Er ähnelt einer legendären Vespa, verpustet aber keine Abgase und macht keinen Krach: der Elektroroller Unu. Seit zehn Jahren ist er der rollende Untersatz von Pfarrerin Vinh an Vu. Die gebürtige Vietnamesin ist seit zweieinhalb Jahren in den evangelischen Kirchengemeinden Hedelfingen, Rohracker, Frauenkopf tätig und fährt auch schon mal im Talar von Gottesdienst zu Gottesdienst – auf dem Elektroroller. „Die Leute stutzen schon, wenn sie mich so sehen, und schauen noch mal hin“, sagt die 37-Jährige. Da sie Doppelgemeinden in den Neckarvororten betreut, muss sie flink unterwegs sein, etwa wenn sie von der Bernhardskirche zur Frauenkopfkirche unterwegs ist. Jetzt verwirklicht die im früheren Saigon geborene Vu ihre lang gehegte Idee eines Vespa-Gottesdienstes. „Mit der Veranstaltung zielen wir auf alle begeisterten Vespa-Fahrerinnen und -Fahrer ab. Gemeinsam kurven wir in entspannter Atmosphäre durch die Weinberge und feiern das Geschenk des Lebens.“ Gefahren wird am 14. September vom Eugensplatz bis zur Grabkapelle. Die Vespa ist für An Vu ein Symbol für das unbeschwerte Leben, gemütlich, nicht zu schnell und nicht zu laut. Deshalb dürfen neben Vespas auch Mopeds und Roller mitfahren unter dem Motto „Glauben unterwegs – auf zwei Rädern in Richtung Himmel“.
Vom Eugensplatz bis zur Grapkapelle mit der Vespa
Die begeisterte Rollerfahrerin ist mit vier Jahren gemeinsam mit ihren Eltern nach Deutschland gekommen, zuerst nach Bremen, dann nach Stuttgart, wo sie das Mörike-Gymnasium besucht hat. 2006 hat Vinh an Vu ihr Freiwilliges Soziales Jahr in Israel gemacht. „Es war sehr gewinnbringend und bereichernd“, sagt Vu. In Israel hat sie in einem Gästehaus gearbeitet, das in einem Dorf 30 Kilometer von der libanesischen Grenze entfernt lag.
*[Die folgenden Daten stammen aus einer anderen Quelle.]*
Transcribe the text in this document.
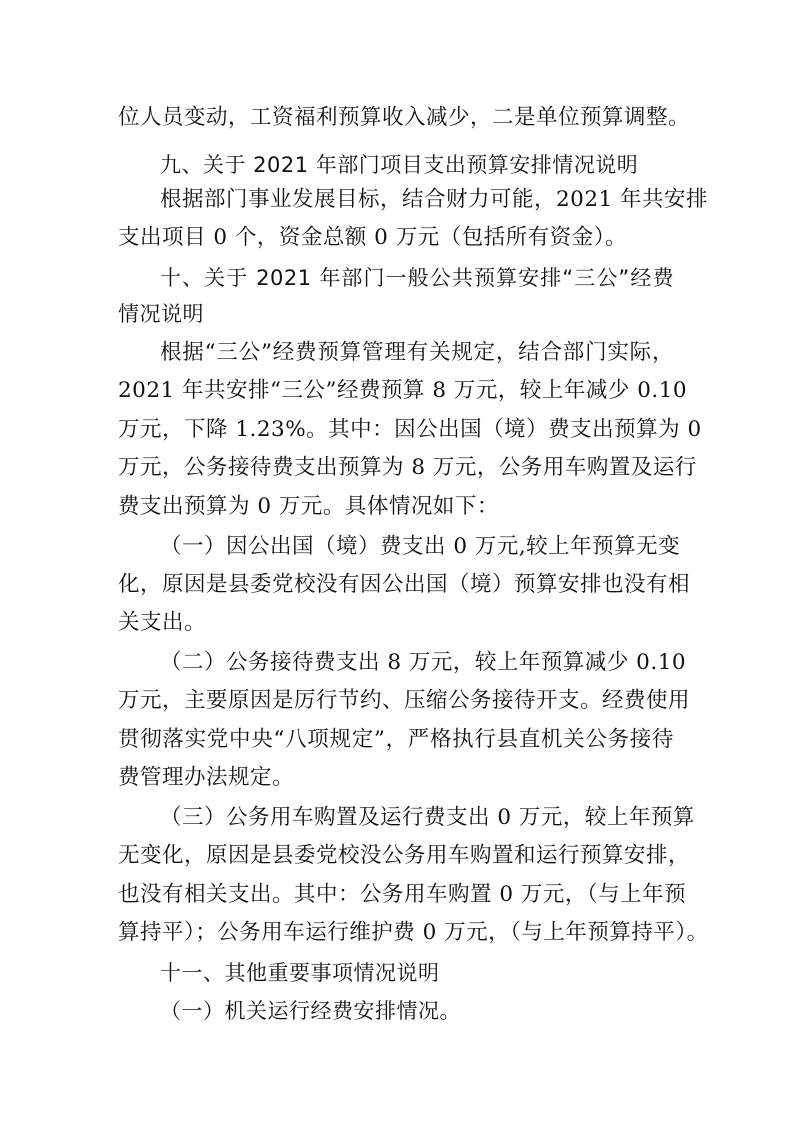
位人员变动，工资福利预算收入减少，二是单位预算调整。
九、关于 2021 年部门项目支出预算安排情况说明
根据部门事业发展目标，结合财力可能，2021 年共安排
支出项目 0 个，资金总额 0 万元（包括所有资金）。
十、关于 2021 年部门一般公共预算安排“三公”经费
情况说明
根据“三公”经费预算管理有关规定，结合部门实际，
2021 年共安排“三公”经费预算 8 万元，较上年减少 0.10
万元，下降 1.23%。其中：因公出国（境）费支出预算为 0
万元，公务接待费支出预算为 8 万元，公务用车购置及运行
费支出预算为 0 万元。具体情况如下：
（一）因公出国（境）费支出 0 万元,较上年预算无变
化，原因是县委党校没有因公出国（境）预算安排也没有相
关支出。
（二）公务接待费支出 8 万元，较上年预算减少 0.10
万元，主要原因是厉行节约、压缩公务接待开支。经费使用
贯彻落实党中央“八项规定”，严格执行县直机关公务接待
费管理办法规定。
（三）公务用车购置及运行费支出 0 万元，较上年预算
无变化，原因是县委党校没公务用车购置和运行预算安排，
也没有相关支出。其中：公务用车购置 0 万元，（与上年预
算持平）；公务用车运行维护费 0 万元，（与上年预算持平）。
十一、其他重要事项情况说明
（一）机关运行经费安排情况。
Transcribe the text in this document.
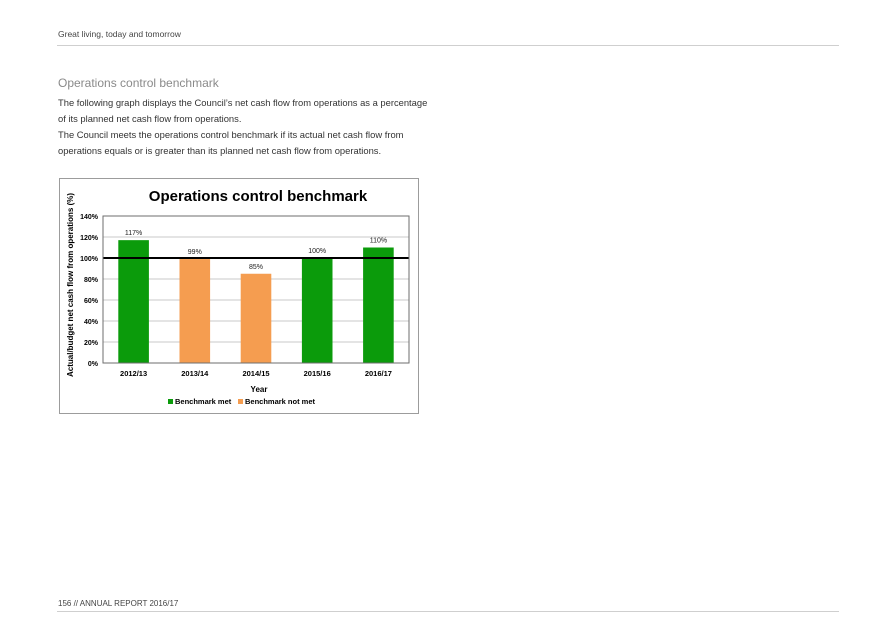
Great living, today and tomorrow
Operations control benchmark
The following graph displays the Council’s net cash flow from operations as a percentage of its planned net cash flow from operations.
The Council meets the operations control benchmark if its actual net cash flow from operations equals or is greater than its planned net cash flow from operations.
Operations control benchmark
Actual/budget net cash flow from operations (%)
Year
117%
99%
85%
100%
110%
0%
20%
40%
60%
80%
100%
120%
140%
2012/13	2013/14	2014/15	2015/16	2016/17
Benchmark met Benchmark not met
156 // ANNUAL REPORT 2016/17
Das sei damals kurz nach der Waffenruhe zwischen der Hisbollah und Israel gewesen, und es habe im Ort noch eine bedrückende Stimmung geherrscht, weil zuvor dort auch eine Rakete eingeschlagen hatte. Eigentlich sei es gefährlich gewesen, sagt sie im Rückblick. Sie habe dort ein Jahr lang gearbeitet, zwar keine gefährlichen Situationen erlebt, aber die Anspannung. Kurz vor ihrem Aufenthalt hatten noch öfter die Sirenen geheult. „Ich habe in Israel gelernt, dass es kostbar ist zu leben“, sagt die Pfarrerin heute. Auch habe sie dort den Wechsel zwischen „Absurdität und Normalität“ erlebt, und ihr sei deutlich geworden, wie wichtig es ist, den Moment zu genießen.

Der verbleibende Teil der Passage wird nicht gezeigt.